While in Arnold, we took the opportunity to refuel the Cadillac, check the oil and water and to grab a bit at local burger joint Giant Burger. Giant Burger's signature burgers are only a quarter of a pound, but are definately Giant in taste. They are a more simple and effective formula than some burger joints we've visited, and it's been rewarded in the awards plastered on their walls. They also have some of the best onion rings I've tasted for a long time and topped it all off with an awesome butterscotch milkshake.

Pushing on from Arnold, we kept going to Yosemite, with only a small hiccup as the GPS confused us by taking us on some of the most out of the way roads into the Yosemite National Park, which we eventually worked out was due to the Garmin's 'avoid tolls' setting plotting a route that avoided the main entry gate to the park. Once we worked out what was happening, we switched that little feature off and got back on the main roads, which may or may not have been a good thing, considering the amount of roadworks going on in the park at the moment, but at least we payed our way.

Upper Yosemite FallsWe stopped for a couple of photos inside the park, where we had a pretty good view of the Upper Yosemite Falls, and part of the valley floor, not that I've yet worked out what most of the things I took photos of were. On a sadder note, my Canon 1D Mk III sustained it's first damage (and I'm about 99% sure this is the first time I've damaged any of my Canon's) when the tripod I had mounted it to toppled over. This was also the first time I'd mounted the 1D to my tripod with a long lens attached, and I immediately retired the tripod in question from use with the 1D. On a positive note, the camera works fine, there's just a couple of scratches in the finish of the body and a tear in the rubber of the eyecup.
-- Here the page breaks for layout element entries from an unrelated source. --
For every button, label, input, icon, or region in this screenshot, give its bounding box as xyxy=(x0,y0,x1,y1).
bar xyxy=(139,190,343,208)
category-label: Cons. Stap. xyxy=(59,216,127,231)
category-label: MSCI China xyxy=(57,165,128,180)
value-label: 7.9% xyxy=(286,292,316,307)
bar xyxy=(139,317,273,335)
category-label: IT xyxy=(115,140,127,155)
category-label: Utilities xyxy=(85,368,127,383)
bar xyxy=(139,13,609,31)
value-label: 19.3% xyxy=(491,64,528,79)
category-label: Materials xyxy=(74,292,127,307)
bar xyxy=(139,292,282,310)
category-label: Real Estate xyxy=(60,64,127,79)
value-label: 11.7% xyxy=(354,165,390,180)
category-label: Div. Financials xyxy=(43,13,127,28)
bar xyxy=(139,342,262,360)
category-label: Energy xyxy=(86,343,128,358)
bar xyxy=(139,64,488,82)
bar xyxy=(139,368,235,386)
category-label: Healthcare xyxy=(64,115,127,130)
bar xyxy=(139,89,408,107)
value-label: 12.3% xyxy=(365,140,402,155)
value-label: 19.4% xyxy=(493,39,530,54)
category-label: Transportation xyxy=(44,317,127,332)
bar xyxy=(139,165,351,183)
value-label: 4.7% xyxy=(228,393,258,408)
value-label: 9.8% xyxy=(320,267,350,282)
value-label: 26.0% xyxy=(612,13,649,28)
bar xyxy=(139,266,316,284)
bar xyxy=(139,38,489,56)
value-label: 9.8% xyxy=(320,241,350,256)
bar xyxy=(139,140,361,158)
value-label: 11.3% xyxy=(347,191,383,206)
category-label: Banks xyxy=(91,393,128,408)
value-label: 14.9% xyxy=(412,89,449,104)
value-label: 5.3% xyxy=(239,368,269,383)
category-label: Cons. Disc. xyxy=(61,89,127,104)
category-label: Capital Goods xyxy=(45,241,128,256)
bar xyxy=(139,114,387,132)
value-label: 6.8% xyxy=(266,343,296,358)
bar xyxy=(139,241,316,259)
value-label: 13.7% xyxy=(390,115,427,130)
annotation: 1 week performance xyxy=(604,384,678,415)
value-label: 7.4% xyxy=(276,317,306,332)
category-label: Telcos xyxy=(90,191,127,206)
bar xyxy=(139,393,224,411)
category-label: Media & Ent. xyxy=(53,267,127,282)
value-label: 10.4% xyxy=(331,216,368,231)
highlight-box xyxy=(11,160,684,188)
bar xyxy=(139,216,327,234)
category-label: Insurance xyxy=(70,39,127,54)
We then jumped back into the traffic crawling through the roadworks on the road to the Wawona and Fish Camp areas, and eventually made it to our overnight accomodation at the Wawona Hotel with about half an hour to spare before the restaurant closed for the night. The Wawona is one of the oldest hotels in the park, with most of it's rooms having only shared bathroom facilities. None of the rooms have televisions, phones or wifi access and the majority of the Hotel has been maintained in a mid-19th century style.